Baked Salmon with Cranberry-Mustard Glaze
I created this recipe, because this was my favorite dinner at Homeplate and I missed having it. It’s not quite the same, but I think I made some improvements to it.
ingredients
- 1 1/2-2 lb salmon fillets
- 2 tbsp. honey mustard (I use Honey Cup stone ground mustard) or Dijon mustard
- 4 teaspoons olive oil
- salt and pepper
- 3/4 cup whole berry canned cranberry sauce
- 1 tablespoon red wine vinegar
- 1 shallot, minced
directions
- 1
Heat oven to 450 degrees. Line large baking sheet with foil. Cut salmon into 4 pieces, place on foil skin side down.
- 2
Whisk mustard and oil in small bowl. Spread half over tops of salmon. Set aside remaining mustard mixture. Season filets generously with salt and pepper.
- 3
Bake 10-12 minutes or until filets just begin to flake when tested with a fork.

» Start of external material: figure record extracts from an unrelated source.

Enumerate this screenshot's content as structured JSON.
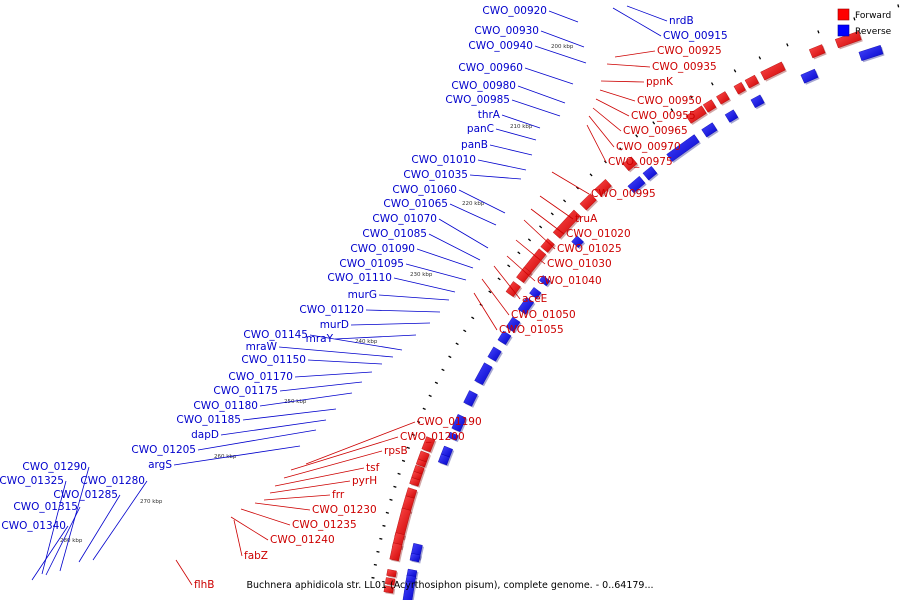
{
  "legend": {
    "forward": {
      "label": "Forward",
      "color": "#ff0000"
    },
    "reverse": {
      "label": "Reverse",
      "color": "#0000ff"
    }
  },
  "caption": "Buchnera aphidicola str. LL01 (Acyrthosiphon pisum), complete genome. - 0..64179...",
  "ticks": [
    "200 kbp",
    "210 kbp",
    "220 kbp",
    "230 kbp",
    "240 kbp",
    "250 kbp",
    "260 kbp",
    "270 kbp",
    "280 kbp"
  ],
  "reverse_labels": [
    "CWO_00920",
    "CWO_00930",
    "CWO_00940",
    "CWO_00960",
    "CWO_00980",
    "CWO_00985",
    "thrA",
    "panC",
    "panB",
    "CWO_01010",
    "CWO_01035",
    "CWO_01060",
    "CWO_01065",
    "CWO_01070",
    "CWO_01085",
    "CWO_01090",
    "CWO_01095",
    "CWO_01110",
    "murG",
    "CWO_01120",
    "murD",
    "mraY",
    "CWO_01145",
    "mraW",
    "CWO_01150",
    "CWO_01170",
    "CWO_01175",
    "CWO_01180",
    "CWO_01185",
    "dapD",
    "CWO_01205",
    "argS",
    "CWO_01290",
    "CWO_01325",
    "CWO_01280",
    "CWO_01285",
    "CWO_01315",
    "CWO_01340"
  ],
  "top_right_labels": [
    "nrdB",
    "CWO_00915"
  ],
  "forward_labels": [
    "CWO_00925",
    "CWO_00935",
    "ppnK",
    "CWO_00950",
    "CWO_00955",
    "CWO_00965",
    "CWO_00970",
    "CWO_00975",
    "CWO_00995",
    "truA",
    "CWO_01020",
    "CWO_01025",
    "CWO_01030",
    "CWO_01040",
    "aceE",
    "CWO_01050",
    "CWO_01055",
    "CWO_01190",
    "CWO_01200",
    "rpsB",
    "tsf",
    "pyrH",
    "frr",
    "CWO_01230",
    "CWO_01235",
    "CWO_01240",
    "fabZ",
    "flhB"
  ]
}
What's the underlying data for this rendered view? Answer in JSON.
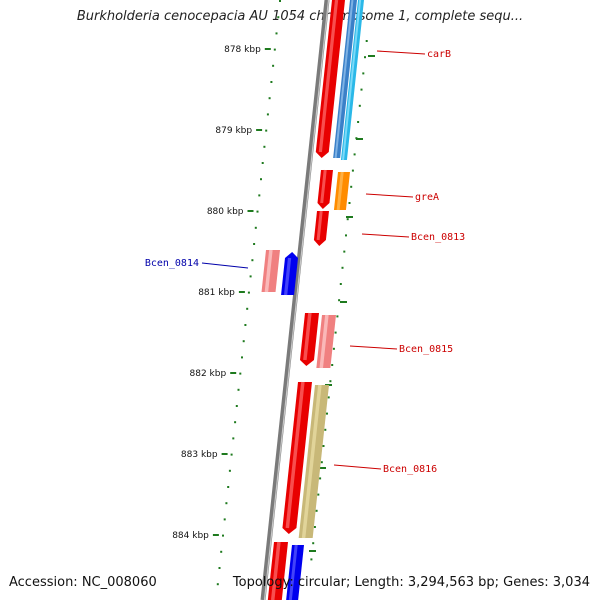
{
  "title": "Burkholderia cenocepacia AU 1054 chromosome 1, complete sequ...",
  "accession": "Accession: NC_008060",
  "summary": "Topology: circular; Length: 3,294,563 bp; Genes: 3,034",
  "colors": {
    "backbone": "#808080",
    "tick": "#1e7a1e",
    "label_forward": "#cc0000",
    "label_reverse": "#0000aa"
  },
  "ticks": [
    {
      "label": "878 kbp"
    },
    {
      "label": "879 kbp"
    },
    {
      "label": "880 kbp"
    },
    {
      "label": "881 kbp"
    },
    {
      "label": "882 kbp"
    },
    {
      "label": "883 kbp"
    },
    {
      "label": "884 kbp"
    }
  ],
  "genes": [
    {
      "label": "carB",
      "strand": "forward"
    },
    {
      "label": "greA",
      "strand": "forward"
    },
    {
      "label": "Bcen_0813",
      "strand": "forward"
    },
    {
      "label": "Bcen_0814",
      "strand": "reverse"
    },
    {
      "label": "Bcen_0815",
      "strand": "forward"
    },
    {
      "label": "Bcen_0816",
      "strand": "forward"
    }
  ]
}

While salmon bakes, stir cranberry sauce, vinegar, and shallot into remaining mustard mixture until blended.
- 4
Remove salmon from oven and set oven to broil. Spread cranberry mixture over tops of salmon. Place under broiler for about 1-2 minutes or until glaze begins to sizzle. Remove from oven and serve immediately.